By replacing glass bottles with paper and stocking in stores nationwide, Aldi hopes to generate a carbon footprint reduction that is “equivalent to driving around the planet 5.8 times”.

“Shoppers are striving to become more sustainable in their everyday lives, looking for small ways to make a big difference for our planet,” said Julie Ashfield, managing director of buying at Aldi UK.

“Our buying teams are continuously thinking of how we can evolve our ranges to offer greater value and greener choices. We are proud to be the first supermarket to launch an own-brand paper bottle, helping to drive sustainable change.”

Aldi worked with Frugalpac on the supermarket-first initiative, an Ipswich-based company engineering sustainable packaging options.

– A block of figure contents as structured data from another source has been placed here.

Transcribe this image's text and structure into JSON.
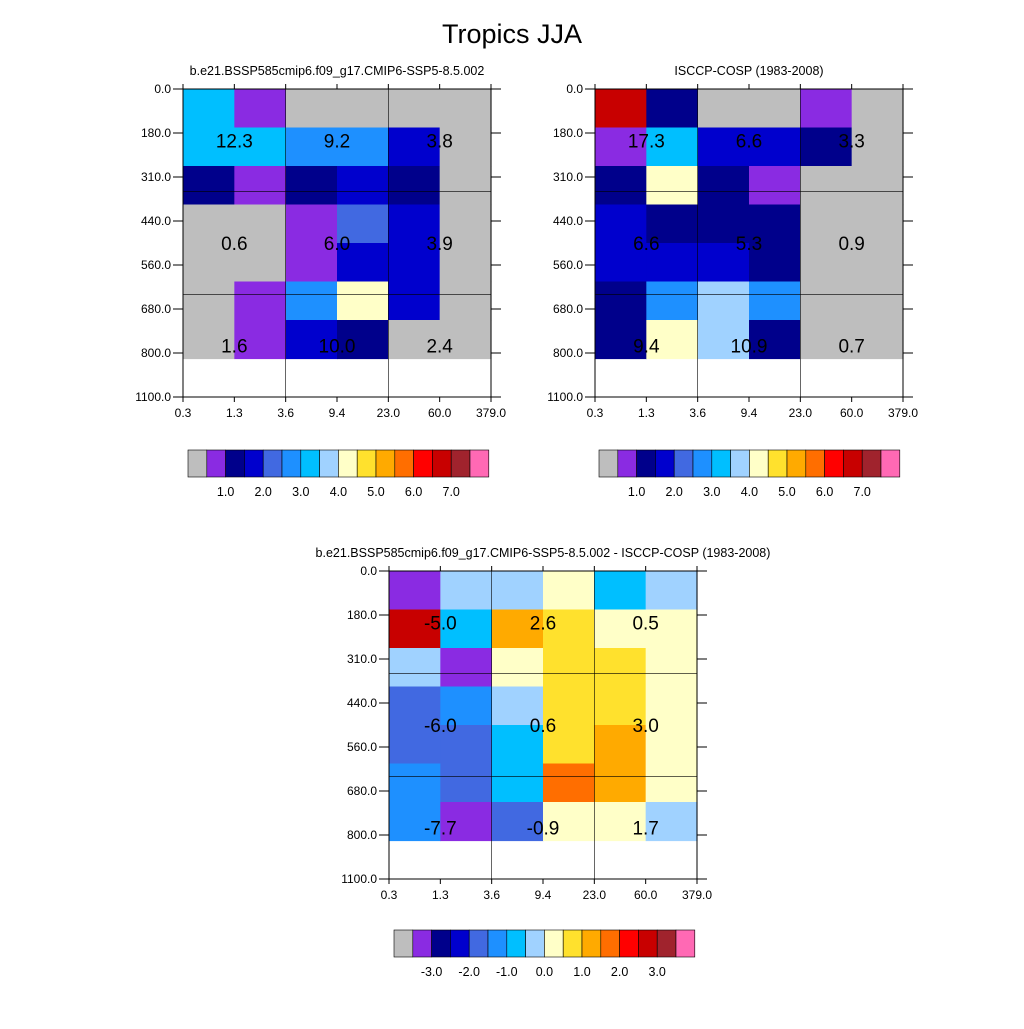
{
  "figure_title": "Tropics JJA",
  "chart_data": [
    {
      "type": "heatmap",
      "title": "b.e21.BSSP585cmip6.f09_g17.CMIP6-SSP5-8.5.002",
      "x_ticks": [
        "0.3",
        "1.3",
        "3.6",
        "9.4",
        "23.0",
        "60.0",
        "379.0"
      ],
      "y_ticks": [
        "0.0",
        "180.0",
        "310.0",
        "440.0",
        "560.0",
        "680.0",
        "800.0",
        "1100.0"
      ],
      "cells": [
        [
          6,
          1,
          0,
          0,
          0,
          0
        ],
        [
          6,
          6,
          5,
          5,
          3,
          0
        ],
        [
          2,
          1,
          2,
          3,
          2,
          0
        ],
        [
          0,
          0,
          1,
          4,
          3,
          0
        ],
        [
          0,
          0,
          1,
          3,
          3,
          0
        ],
        [
          0,
          1,
          5,
          8,
          3,
          0
        ],
        [
          0,
          1,
          3,
          2,
          0,
          0
        ]
      ],
      "boxed_values": [
        [
          "12.3",
          "9.2",
          "3.8"
        ],
        [
          "0.6",
          "6.0",
          "3.9"
        ],
        [
          "1.6",
          "10.0",
          "2.4"
        ]
      ],
      "colorbar_labels": [
        "1.0",
        "2.0",
        "3.0",
        "4.0",
        "5.0",
        "6.0",
        "7.0"
      ]
    },
    {
      "type": "heatmap",
      "title": "ISCCP-COSP (1983-2008)",
      "x_ticks": [
        "0.3",
        "1.3",
        "3.6",
        "9.4",
        "23.0",
        "60.0",
        "379.0"
      ],
      "y_ticks": [
        "0.0",
        "180.0",
        "310.0",
        "440.0",
        "560.0",
        "680.0",
        "800.0",
        "1100.0"
      ],
      "cells": [
        [
          13,
          2,
          0,
          0,
          1,
          0
        ],
        [
          1,
          6,
          3,
          3,
          2,
          0
        ],
        [
          2,
          8,
          2,
          1,
          0,
          0
        ],
        [
          3,
          2,
          2,
          2,
          0,
          0
        ],
        [
          3,
          3,
          3,
          2,
          0,
          0
        ],
        [
          2,
          5,
          7,
          5,
          0,
          0
        ],
        [
          2,
          8,
          7,
          2,
          0,
          0
        ]
      ],
      "boxed_values": [
        [
          "17.3",
          "6.6",
          "3.3"
        ],
        [
          "6.6",
          "5.3",
          "0.9"
        ],
        [
          "9.4",
          "10.9",
          "0.7"
        ]
      ],
      "colorbar_labels": [
        "1.0",
        "2.0",
        "3.0",
        "4.0",
        "5.0",
        "6.0",
        "7.0"
      ]
    },
    {
      "type": "heatmap",
      "title": "b.e21.BSSP585cmip6.f09_g17.CMIP6-SSP5-8.5.002 - ISCCP-COSP (1983-2008)",
      "x_ticks": [
        "0.3",
        "1.3",
        "3.6",
        "9.4",
        "23.0",
        "60.0",
        "379.0"
      ],
      "y_ticks": [
        "0.0",
        "180.0",
        "310.0",
        "440.0",
        "560.0",
        "680.0",
        "800.0",
        "1100.0"
      ],
      "cells": [
        [
          1,
          7,
          7,
          8,
          6,
          7
        ],
        [
          13,
          6,
          10,
          9,
          8,
          8
        ],
        [
          7,
          1,
          8,
          9,
          9,
          8
        ],
        [
          4,
          5,
          7,
          9,
          9,
          8
        ],
        [
          4,
          4,
          6,
          9,
          10,
          8
        ],
        [
          5,
          4,
          6,
          11,
          10,
          8
        ],
        [
          5,
          1,
          4,
          8,
          8,
          7
        ]
      ],
      "boxed_values": [
        [
          "-5.0",
          "2.6",
          "0.5"
        ],
        [
          "-6.0",
          "0.6",
          "3.0"
        ],
        [
          "-7.7",
          "-0.9",
          "1.7"
        ]
      ],
      "colorbar_labels": [
        "-3.0",
        "-2.0",
        "-1.0",
        "0.0",
        "1.0",
        "2.0",
        "3.0"
      ]
    }
  ],
  "palette": [
    "#bebebe",
    "#8a2be2",
    "#00008b",
    "#0000cd",
    "#4169e1",
    "#1e90ff",
    "#00bfff",
    "#a0d2ff",
    "#ffffc8",
    "#ffe12d",
    "#ffaa00",
    "#ff6e00",
    "#ff0000",
    "#c80000",
    "#a0232d",
    "#ff69b4"
  ]
}
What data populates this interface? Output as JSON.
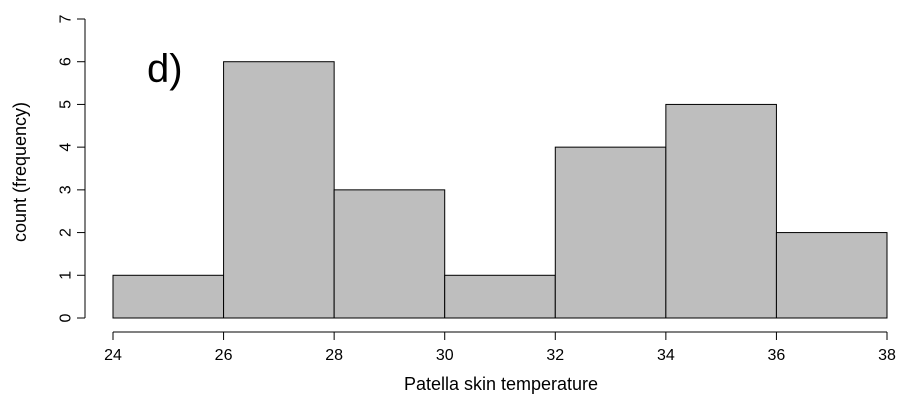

Frugalpac CEO Malcolm Waugh said the company was “thrilled” to be partnering with Aldi for new range.

“Our ambition has always been to allow more people the opportunity to enjoy our paper Frugal Bottles, giving them greener choices,” said Waugh.

“Launching in another major UK supermarket means more shoppers can now drink responsibly and sustainably and we are so pleased to be part of that journey.”

Frugalpac aims to decarbonise the global drinks industry by selling its Frugal Bottle Assembly Machines (‘FBAM-1’) into local wine producing regions.

Each FBAM-1 can produce 2.5 million paper bottles a year and offers contract fillers and packaging companies the opportunity to increase the value of their products and services.

By establishing local ‘production hubs’, Frugalpac hopes to cut carbon emissions even further through reduced transportation and the use of locally-sourced materials.